A multimodal deep learning architecture for predicting interstitial glucose for effective type 2 diabetes management.
Journal:
Scientific reports
Published Date:
Jul 29, 2025
Abstract
The accurate prediction of blood glucose is critical for the effective management of diabetes. Modern continuous glucose monitoring (CGM) technology enables real-time acquisition of interstitial glucose concentrations, which can be calibrated against blood glucose measurements. However, a key challenge in the effective management of type 2 diabetes lies in forecasting critical events driven by glucose variability. While recent advances in deep learning enable modeling of temporal patterns in glucose fluctuations, most of the existing methods rely on unimodal inputs and fail to account for individual physiological differences that influence interstitial glucose dynamics. These limitations highlight the need for multimodal approaches that integrate additional personalized physiological information. One of the primary reasons for multimodal approaches not being widely studied in this field is the bottleneck associated with the availability of subjects' health records. In this paper, we propose a multimodal approach trained on sequences of CGM values and enriched with physiological context derived from health records of 40 individuals with type 2 diabetes. The CGM time series were processed using a stacked Convolutional Neural Network (CNN) and a Bidirectional Long Short-Term Memory (BiLSTM) network followed by an attention mechanism.

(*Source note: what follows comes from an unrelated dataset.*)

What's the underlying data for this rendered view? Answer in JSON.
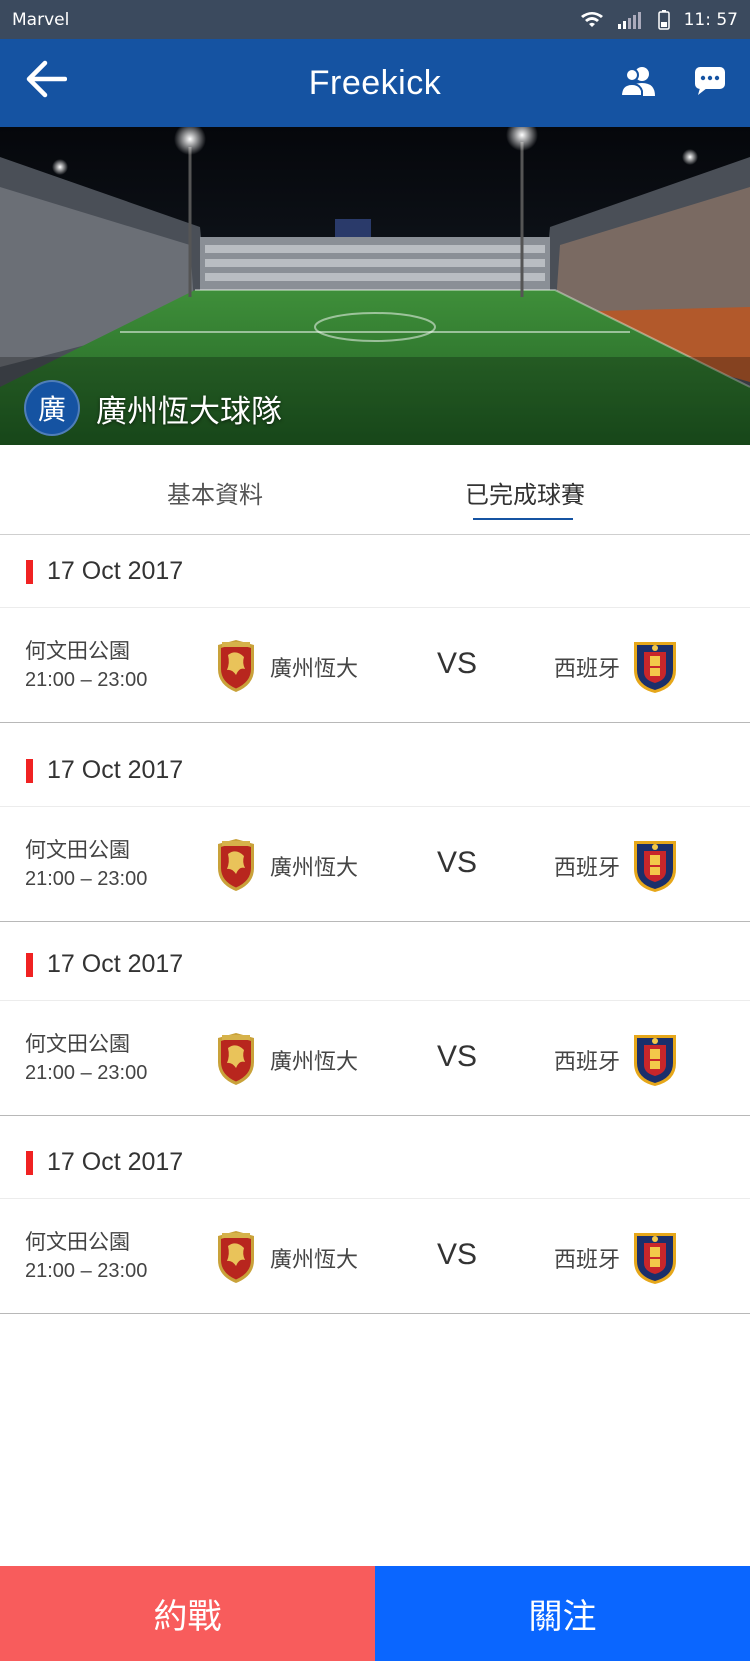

The BiLSTM learned long-term temporal dependencies, while the CNN captured local sequential features. Physiological heterogeneity was incorporated through a separate pipeline of neural networks that processed baseline health records and was later fused with the CGM modeling stream. To validate our model, we utilized CGM values of 30 min sampled with a moving window of 5 min to predict the CGM values with a prediction horizon of (a) 15 min, (b) 30 min, and (c) 60 min. We achieved the multimodal architecture prediction results with Mean Absolute Point Error (MAPE) between 14 and 24 mg/dL, 19-22 mg/dL, 25-26 mg/dL in case of Menarini sensor and 6-11 mg/dL, 9-14 mg/dL, 12-18 mg/dL in case of Abbot sensor for 15, 30 and 60 min prediction horizon respectively. The results suggested that the proposed multimodal model achieved higher prediction accuracy compared to unimodal approaches; with upto 96.7% prediction accuracy; supporting its potential as a generalizable solution for interstitial glucose prediction and personalized management in the type 2 diabetes population.